While patients who undergo total knee arthroplasty (TKA) might rejoice after surgery, any instability in the knee would be an unwelcome surprise. New research from the University of Missouri at MU Health Care in Columbia has compared two treatment options, namely a combined tibial and femoral component revision, or an isolated polyethylene liner exchange.
Study Casts Doubts on Isolated Liner Revisions
Their work, “Isolated Liner Revision for Total Knee Arthroplasty Instability: A Road That Should Remain Less Taken,” was published in the November 23, 2020 edition of the Journal of Knee Surgery.
Co-author James Keeney, M.D., a professor of orthopedic surgery at MU Health Care, told OTW, “Because each hospital has a relatively small number of patients treated for this specific indication, it is valuable for additional studies to either reinforce or to challenge the outcomes. This study confirms the research work that has been published by authors in a few other tertiary care referral centers. Our study supports the observations reported from those other institutions.”
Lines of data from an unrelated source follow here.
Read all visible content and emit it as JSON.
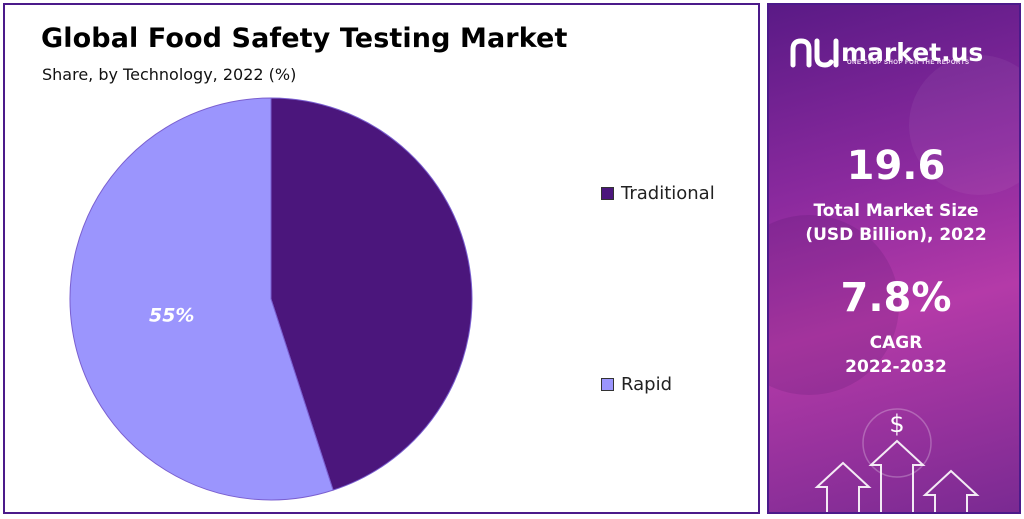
{
  "chart_data": {
    "type": "pie",
    "title": "Global Food Safety Testing Market",
    "subtitle": "Share, by Technology, 2022 (%)",
    "categories": [
      "Traditional",
      "Rapid"
    ],
    "values": [
      45,
      55
    ],
    "data_labels": [
      "",
      "55%"
    ],
    "colors": [
      "#4b167c",
      "#9b95fd"
    ],
    "legend_position": "right"
  },
  "sidebar": {
    "brand_name": "market.us",
    "brand_tagline": "ONE STOP SHOP FOR THE REPORTS",
    "market_size_value": "19.6",
    "market_size_label_line1": "Total Market Size",
    "market_size_label_line2": "(USD Billion), 2022",
    "cagr_value": "7.8%",
    "cagr_label": "CAGR",
    "cagr_period": "2022-2032"
  }
}
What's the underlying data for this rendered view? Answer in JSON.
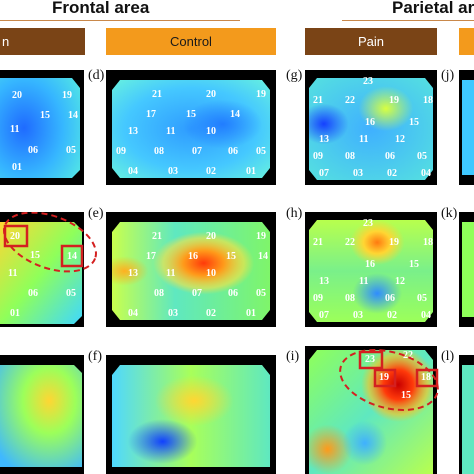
{
  "headers": {
    "frontal": "Frontal area",
    "parietal": "Parietal ar"
  },
  "bands": {
    "pain_left": "n",
    "control": "Control",
    "pain_right": "Pain"
  },
  "panel_labels": {
    "d": "(d)",
    "e": "(e)",
    "f": "(f)",
    "g": "(g)",
    "h": "(h)",
    "i": "(i)",
    "j": "(j)",
    "k": "(k)",
    "l": "(l)"
  },
  "colors": {
    "pain_band": "#7a4416",
    "control_band": "#f39a1c",
    "highlight": "#d42020",
    "panel_bg": "#000000"
  },
  "panels": [
    {
      "id": "left-top",
      "labels": [
        "20",
        "19",
        "11",
        "15",
        "14",
        "06",
        "05",
        "01"
      ],
      "blobs": [
        [
          "#1a5cff",
          0.3
        ],
        [
          "#3fc8ff",
          0.6
        ]
      ]
    },
    {
      "id": "left-mid",
      "labels": [
        "20",
        "15",
        "14",
        "11",
        "06",
        "05",
        "01"
      ],
      "highlights": [
        "20",
        "14"
      ]
    },
    {
      "id": "left-bot",
      "labels": []
    },
    {
      "id": "d-panel",
      "labels": [
        "21",
        "20",
        "19",
        "17",
        "15",
        "14",
        "13",
        "11",
        "10",
        "09",
        "08",
        "07",
        "06",
        "05",
        "04",
        "03",
        "02",
        "01"
      ]
    },
    {
      "id": "e-panel",
      "labels": [
        "21",
        "20",
        "19",
        "17",
        "16",
        "15",
        "14",
        "13",
        "11",
        "10",
        "08",
        "07",
        "06",
        "05",
        "04",
        "03",
        "02",
        "01"
      ]
    },
    {
      "id": "f-panel",
      "labels": []
    },
    {
      "id": "g-panel",
      "labels": [
        "23",
        "22",
        "21",
        "19",
        "18",
        "16",
        "15",
        "13",
        "12",
        "11",
        "09",
        "08",
        "07",
        "06",
        "05",
        "04",
        "03",
        "02"
      ]
    },
    {
      "id": "h-panel",
      "labels": [
        "23",
        "22",
        "21",
        "19",
        "18",
        "16",
        "15",
        "13",
        "12",
        "11",
        "09",
        "08",
        "07",
        "06",
        "05",
        "04",
        "03",
        "02"
      ]
    },
    {
      "id": "i-panel",
      "labels": [
        "23",
        "22",
        "19",
        "18",
        "15"
      ],
      "highlights": [
        "23",
        "19",
        "18"
      ]
    }
  ]
}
Looking at 20 patients treated with isolated polyethylene liner exchange and 126 patients treated with tibial and femoral component revision surgery from 2011to 2018, the team assessed demographics, comorbidities, time to initial TKA, and reoperation.
Poly Liner Revision Only – No Panacea
Dr. Keeney: “The study identified a high rate of repeat surgery (60%) and early component revision (30%) for patients with knee instability who underwent a simple, polyethylene liner revision surgery.”
“Many surgeons consider exchanging only the plastic liner during revision surgery for patients presenting with knee instability after a total knee replacement surgery. While this is a very basic operation from a technical standpoint and allows patients to recover quickly, it does not adequately treat a substantial proportion of patients with knee replacement instability.”
“While a complete component revision is a major surgery, it is better suited to treat both subtle and severe instability cases. Polyethylene liner exchange is still a reasonable consideration for patients with well positioned and well-fixed implants that are balanced when the knee moves from a straight position (extension) into a bent position (flexion). But it may not be best to pursue this treatment approach solely on the basis of the consideration that it may carry lower surgical risk.”

Discussion
This is a fascinating development. In my practice we've seen similar outcomes with the revised protocol. The key differentiator seems to be patient selection criteria. Has anyone else noticed the correlation with BMI thresholds?
Great point. I'd push back slightly on the conclusion, the sample size in the cited study is too small to draw population-level inferences. That said, the directional signal is compelling and worth a larger RCT.
We implemented a similar approach last year. Early results are promising but we're still gathering 12-month follow-up data. Happy to share our protocol if anyone is interested.